True, but a few caveats:

As Figure 3 in that paper suggests, the bulk of the volatility reduction benefit can be reached with as little as a 20% international allocation for US-based investors. And as shown in Figure 4, the correlation between US and international equities has increased over time, reducing the global diversification benefit.

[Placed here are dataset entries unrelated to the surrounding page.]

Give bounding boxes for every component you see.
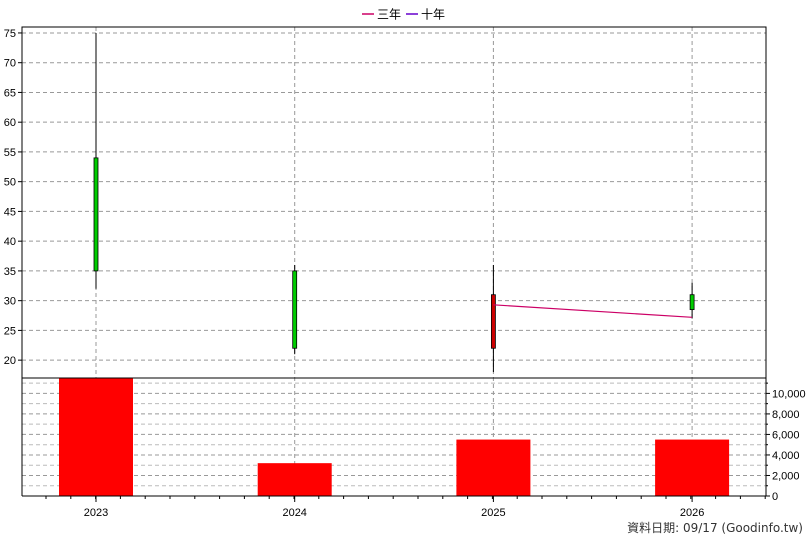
volume-tick-label: 2,000 bbox=[772, 470, 800, 482]
legend: 三年 十年 bbox=[362, 8, 445, 22]
volume-tick-label: 4,000 bbox=[772, 450, 800, 462]
candle-body bbox=[93, 157, 99, 272]
volume-tick-label: 6,000 bbox=[772, 429, 800, 441]
axes: 20253035404550556065707502,0004,0006,000… bbox=[4, 26, 806, 519]
candle-body bbox=[490, 294, 496, 349]
price-tick-label: 35 bbox=[4, 266, 16, 278]
x-tick-label: 2023 bbox=[84, 507, 108, 519]
three-year-line bbox=[493, 304, 693, 318]
price-tick-label: 40 bbox=[4, 236, 16, 248]
x-tick-label: 2025 bbox=[481, 507, 505, 519]
price-tick-label: 50 bbox=[4, 177, 16, 189]
grid bbox=[22, 27, 766, 496]
x-tick-label: 2024 bbox=[282, 507, 306, 519]
data-date-footer: 資料日期: 09/17 (Goodinfo.tw) bbox=[627, 521, 803, 535]
candles bbox=[93, 32, 695, 373]
legend-label: 十年 bbox=[421, 8, 445, 22]
legend-label: 三年 bbox=[377, 8, 401, 22]
x-tick-label: 2026 bbox=[680, 507, 704, 519]
price-tick-label: 65 bbox=[4, 87, 16, 99]
price-tick-label: 75 bbox=[4, 28, 16, 40]
volume-bar bbox=[456, 439, 531, 496]
three-year-line-layer bbox=[493, 304, 693, 318]
volume-tick-label: 8,000 bbox=[772, 409, 800, 421]
price-tick-label: 25 bbox=[4, 325, 16, 337]
price-tick-label: 70 bbox=[4, 58, 16, 70]
volume-bar bbox=[655, 439, 730, 496]
candle-body bbox=[292, 270, 298, 349]
volume-bar bbox=[257, 463, 332, 496]
volume-tick-label: 0 bbox=[772, 491, 778, 503]
volume-tick-label: 10,000 bbox=[772, 388, 806, 400]
price-tick-label: 30 bbox=[4, 296, 16, 308]
price-tick-label: 20 bbox=[4, 355, 16, 367]
price-panel-border bbox=[21, 26, 767, 379]
price-tick-label: 60 bbox=[4, 117, 16, 129]
candle-body bbox=[689, 294, 695, 310]
volume-bars bbox=[59, 378, 730, 496]
volume-bar bbox=[59, 378, 133, 496]
price-tick-label: 45 bbox=[4, 206, 16, 218]
price-tick-label: 55 bbox=[4, 147, 16, 159]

My takeaway is that it’s beneficial to have a fairly sizable international allocation, but the cost of a home bias for US investors probably isn’t huge. That’s assuming there isn’t a black swan event that causes extended US underperformance. Because of that risk, a higher international allocation is probably warranted.

Thomas
Thomas
6 days ago

Ah, good point!

Andrew F.
Andrew F.
8 days ago

I’m at around 34% and have been at that percentage for some time. My foreign exposure is mainly via Vanguard Total International Stock, which isn’t currency-hedged, while their Total International Bond is. The explanation Vanguard gave me is that they want the benefit (and will accept the risks) of currency swings in their international stock offering, but they want more stability in the bond fund in keeping with its role as ballast in a portfolio.

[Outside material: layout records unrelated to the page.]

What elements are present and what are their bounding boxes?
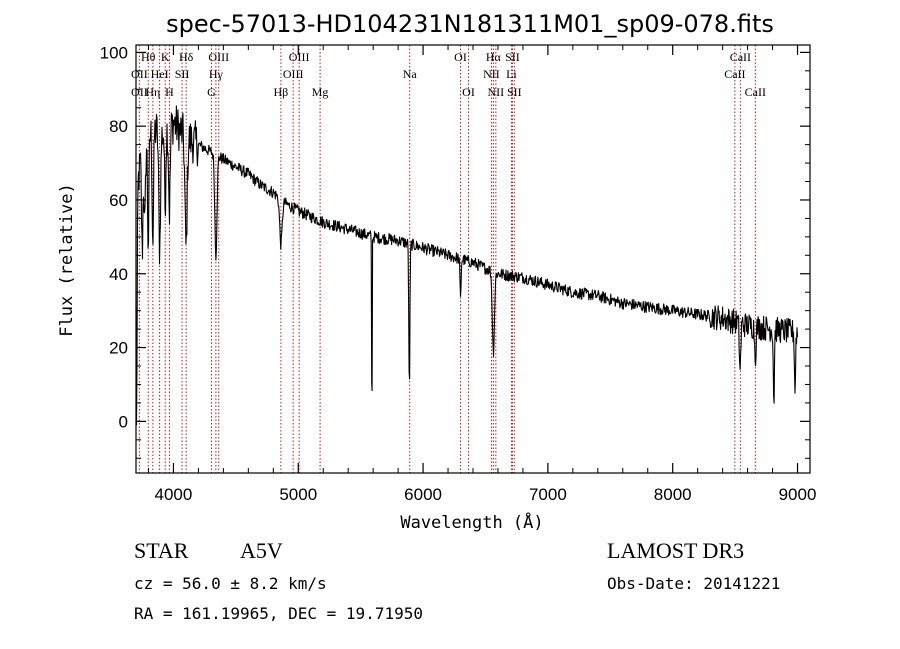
marker-label: Hη (145, 85, 160, 99)
marker-label: CaII (724, 67, 745, 81)
line-marker-group (138, 45, 756, 473)
marker-label: OIII (289, 50, 310, 64)
y-axis: 0 20 40 60 80 100 (100, 43, 810, 459)
y-tick-label: 60 (109, 191, 128, 210)
marker-label: Na (403, 67, 418, 81)
x-tick-label: 5000 (279, 485, 317, 504)
marker-label: Li (506, 67, 517, 81)
object-class: STAR (134, 538, 189, 563)
marker-label: NII (483, 67, 500, 81)
obs-date: Obs-Date: 20141221 (607, 574, 780, 593)
marker-label: Hγ (209, 67, 224, 81)
marker-label: HeI (151, 67, 169, 81)
marker-label: OIII (283, 67, 304, 81)
redshift-readout: cz = 56.0 ± 8.2 km/s (134, 574, 327, 593)
spectrum-series-line (135, 105, 799, 426)
marker-label: OIII (208, 50, 229, 64)
marker-label: Hα (486, 50, 502, 64)
x-axis-label: Wavelength (Å) (400, 511, 543, 533)
x-axis: 4000 5000 6000 7000 8000 9000 (147, 45, 817, 504)
y-tick-label: 100 (100, 43, 128, 62)
x-tick-label: 4000 (155, 485, 193, 504)
x-tick-label: 7000 (529, 485, 567, 504)
marker-label: CaII (745, 85, 766, 99)
y-axis-label: Flux (relative) (57, 183, 77, 337)
y-tick-label: 80 (109, 117, 128, 136)
y-tick-label: 20 (109, 339, 128, 358)
x-tick-label: 8000 (654, 485, 692, 504)
y-tick-label: 40 (109, 265, 128, 284)
marker-label: OII (131, 67, 148, 81)
y-tick-label: 0 (119, 412, 128, 431)
chart-title: spec-57013-HD104231N181311M01_sp09-078.f… (166, 10, 774, 38)
marker-label: Hδ (179, 50, 194, 64)
x-tick-label: 9000 (779, 485, 817, 504)
marker-label: SII (175, 67, 190, 81)
marker-label: OI (462, 85, 475, 99)
marker-label: OII (131, 85, 148, 99)
marker-label: K (161, 50, 170, 64)
marker-label: G (207, 85, 216, 99)
marker-label: Hθ (141, 50, 156, 64)
marker-label: Mg (312, 85, 329, 99)
marker-label: OI (454, 50, 467, 64)
marker-label: H (165, 85, 174, 99)
plot-frame (135, 44, 811, 474)
coordinates-readout: RA = 161.19965, DEC = 19.71950 (134, 604, 423, 623)
marker-label: SII (507, 85, 522, 99)
marker-label: SII (505, 50, 520, 64)
survey-name: LAMOST DR3 (607, 538, 744, 563)
object-subclass: A5V (240, 538, 283, 563)
marker-label: Hβ (274, 85, 289, 99)
marker-label: NII (488, 85, 505, 99)
marker-label: CaII (730, 50, 751, 64)
x-tick-label: 6000 (404, 485, 442, 504)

Last edited 8 days ago by Andrew F.
William Ehart
William Ehart
8 days ago

I agree that the Japan example is an important lesson in diversifying away from your home country, especially when there may be a financial bubble. But in my amateur opinion, I’m not so sure that lower valuations compensate for weaker accounting standards and potential government interference in all overseas markets, particularly China. So I’m uncomfortable investing as much there as world market cap would indicate. I have about 37% of my stock portfolio overseas.

Sanjib Saha
Sanjib Saha
8 days ago

I personally think that at least a third of the stock holdings should be in international. My own allocation is 60:40, though I don’t mind going even higher and resemble the Global stock allocation (through a single global fund like VT). I think some overweight to emerging market can be a good bet, especially compared to their valuation to the US counterpart. I have emerging market passive fund (IEMG) and Templeton Dragon CEF to bump my EM allocation.